Bug 155313

Summary: NFS over UDP timeouts due to oversmall RPC_RTO_MIN
Product: Red Hat Enterprise Linux 3 Reporter: Damian Menscher <menscher>
Component: kernelAssignee: Steve Dickson <steved>
Status: CLOSED WONTFIX QA Contact: Brian Brock <bbrock>
Severity: high Docs Contact:
Priority: medium    
Version: 3.0CC: buckh, petrides, shillman
Target Milestone: ---   
Target Release: ---   
Hardware: i386   
OS: Linux   
Whiteboard:
Fixed In Version: Doc Type: Bug Fix
Doc Text:
Story Points: ---
Clone Of: Environment:
Last Closed: 2007-10-19 19:04:25 UTC Type: ---
Regression: --- Mount Type: ---
Documentation: --- CRM:
Verified Versions: Category: ---
oVirt Team: --- RHEL 7.3 requirements from Atomic Host:
Cloudforms Team: --- Target Upstream Version:
Embargoed:

Description Damian Menscher 2005-04-19 03:06:40 UTC
From Bugzilla Helper:
User-Agent: Mozilla/4.0 (compatible; MSIE 6.0; Windows NT 5.1; SV1; .NET CLR 1.0.3705; .NET CLR 1.1.4322)

Description of problem:
When using NFS over UDP, the timeo mount option is ignored in favor of an adaptive Round Trip Time (RTT) estimator (that this is contrary to all known documentation is a bug in itself).  The minimum allowable time for the adaptive estimator is set in .../net/sunrpc/timer.c as
#define RPC_RTO_MIN (HZ/30)
Note that on fast hardware, the timeo will tune itself down to about 0.04s.  With the default retransmit value (retrans=3) this gives a server just 0.6s to respond.  This will lead to frequent timeouts, which can cause data corruption in the case of a soft mount.

I recommend using the value from recent kernels: HZ/10, which will give the server a minimum of 1.5s to respond.

Version-Release number of selected component (if applicable):
kernel-2.4.21-27.0.2.EL

How reproducible:
Always

Steps to Reproduce:
1. running "du" on a soft-mounted partition (UDP as the transport) will often show the problem.  But it's easier to just read the kernel source.
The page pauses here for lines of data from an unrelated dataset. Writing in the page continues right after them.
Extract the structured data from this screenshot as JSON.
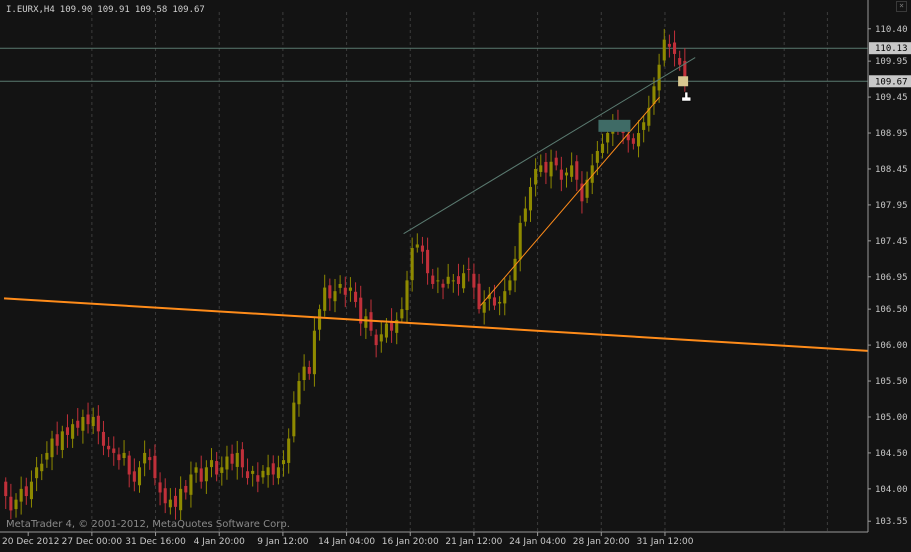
{
  "header": {
    "symbol": "I.EURX,H4",
    "open": "109.90",
    "high": "109.91",
    "low": "109.58",
    "close": "109.67"
  },
  "copyright": "MetaTrader 4, © 2001-2012, MetaQuotes Software Corp.",
  "colors": {
    "background": "#131313",
    "bull_candle": "#8e8a00",
    "bear_candle": "#c0303a",
    "grid": "#3c3c3c",
    "trendline_orange": "#ff8c1a",
    "channel_line": "#5a7a70",
    "axis_text": "#c8c8c8",
    "price_label_bg": "#c8c8c8"
  },
  "icons": {
    "close": "close-icon",
    "cursor": "hand-cursor-icon"
  },
  "chart_data": {
    "type": "candlestick",
    "timeframe": "H4",
    "ylim": [
      103.4,
      110.55
    ],
    "price_ticks": [
      "110.40",
      "109.95",
      "109.45",
      "108.95",
      "108.45",
      "107.95",
      "107.45",
      "106.95",
      "106.50",
      "106.00",
      "105.50",
      "105.00",
      "104.50",
      "104.00",
      "103.55"
    ],
    "highlighted_prices": [
      "110.13",
      "109.67"
    ],
    "time_ticks": [
      "20 Dec 2012",
      "27 Dec 00:00",
      "31 Dec 16:00",
      "4 Jan 20:00",
      "9 Jan 12:00",
      "14 Jan 04:00",
      "16 Jan 20:00",
      "21 Jan 12:00",
      "24 Jan 04:00",
      "28 Jan 20:00",
      "31 Jan 12:00"
    ],
    "closes": [
      103.9,
      103.7,
      103.85,
      104.0,
      103.9,
      104.1,
      104.3,
      104.35,
      104.5,
      104.7,
      104.6,
      104.8,
      104.75,
      104.9,
      104.85,
      105.0,
      104.9,
      105.0,
      104.8,
      104.6,
      104.55,
      104.5,
      104.4,
      104.5,
      104.2,
      104.1,
      104.3,
      104.5,
      104.4,
      104.15,
      103.95,
      103.8,
      103.85,
      103.75,
      104.0,
      103.95,
      104.2,
      104.3,
      104.1,
      104.3,
      104.4,
      104.2,
      104.3,
      104.45,
      104.35,
      104.5,
      104.3,
      104.15,
      104.25,
      104.1,
      104.25,
      104.3,
      104.2,
      104.3,
      104.4,
      104.7,
      105.2,
      105.5,
      105.7,
      105.6,
      106.2,
      106.5,
      106.8,
      106.65,
      106.75,
      106.85,
      106.7,
      106.8,
      106.6,
      106.3,
      106.4,
      106.2,
      106.0,
      106.15,
      106.3,
      106.2,
      106.35,
      106.5,
      106.9,
      107.35,
      107.4,
      107.3,
      107.0,
      106.85,
      106.9,
      106.8,
      106.95,
      106.9,
      106.85,
      107.0,
      107.05,
      106.8,
      106.5,
      106.6,
      106.7,
      106.55,
      106.6,
      106.75,
      106.9,
      107.2,
      107.7,
      107.9,
      108.2,
      108.45,
      108.5,
      108.4,
      108.55,
      108.5,
      108.3,
      108.4,
      108.5,
      108.3,
      108.0,
      108.3,
      108.5,
      108.7,
      108.8,
      108.95,
      109.1,
      109.0,
      108.95,
      108.85,
      108.8,
      108.95,
      109.1,
      109.3,
      109.6,
      109.9,
      110.25,
      110.15,
      110.05,
      109.9,
      109.67
    ],
    "horizontal_lines": [
      110.13,
      109.67
    ],
    "trendlines": [
      {
        "name": "support-long",
        "from": [
          0,
          106.65
        ],
        "to": [
          1,
          105.92
        ],
        "color": "orange"
      },
      {
        "name": "rising-trend",
        "from": [
          0.5515,
          106.55
        ],
        "to": [
          0.7588,
          109.45
        ],
        "color": "orange"
      },
      {
        "name": "channel-upper",
        "from": [
          0.4625,
          107.55
        ],
        "to": [
          0.8,
          110.0
        ],
        "color": "channel"
      }
    ]
  }
}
Actual Results:  The RPC call will return ETIMEDOUT, which returns EIO to the calling program, and logs an error to the syslog.

Additional info:

This one should be a no-brainer... it's been fixed in the mainstream kernel for a fairly long time.  Marking as "high" severity since data corruption could result from an unwarranted NFS timeout.

Comment 3 Damian Menscher 2005-04-19 21:32:03 UTC
It's probably worth mentioning (for the benefit of others with this problem) 
that setting retrans=5 (or larger) as a mount option will approximate 
the "correct" behavior.  You need to umount/mount, as the remount option 
doesn't appear to let you change NFS mount options (see Bug 155392).

Comment 4 RHEL Program Management 2007-10-19 19:04:25 UTC
This bug is filed against RHEL 3, which is in maintenance phase.
During the maintenance phase, only security errata and select mission
critical bug fixes will be released for enterprise products. Since
this bug does not meet that criteria, it is now being closed.
 
For more information of the RHEL errata support policy, please visit:
http://www.redhat.com/security/updates/errata/
 
If you feel this bug is indeed mission critical, please contact your
support representative. You may be asked to provide detailed
information on how this bug is affecting you.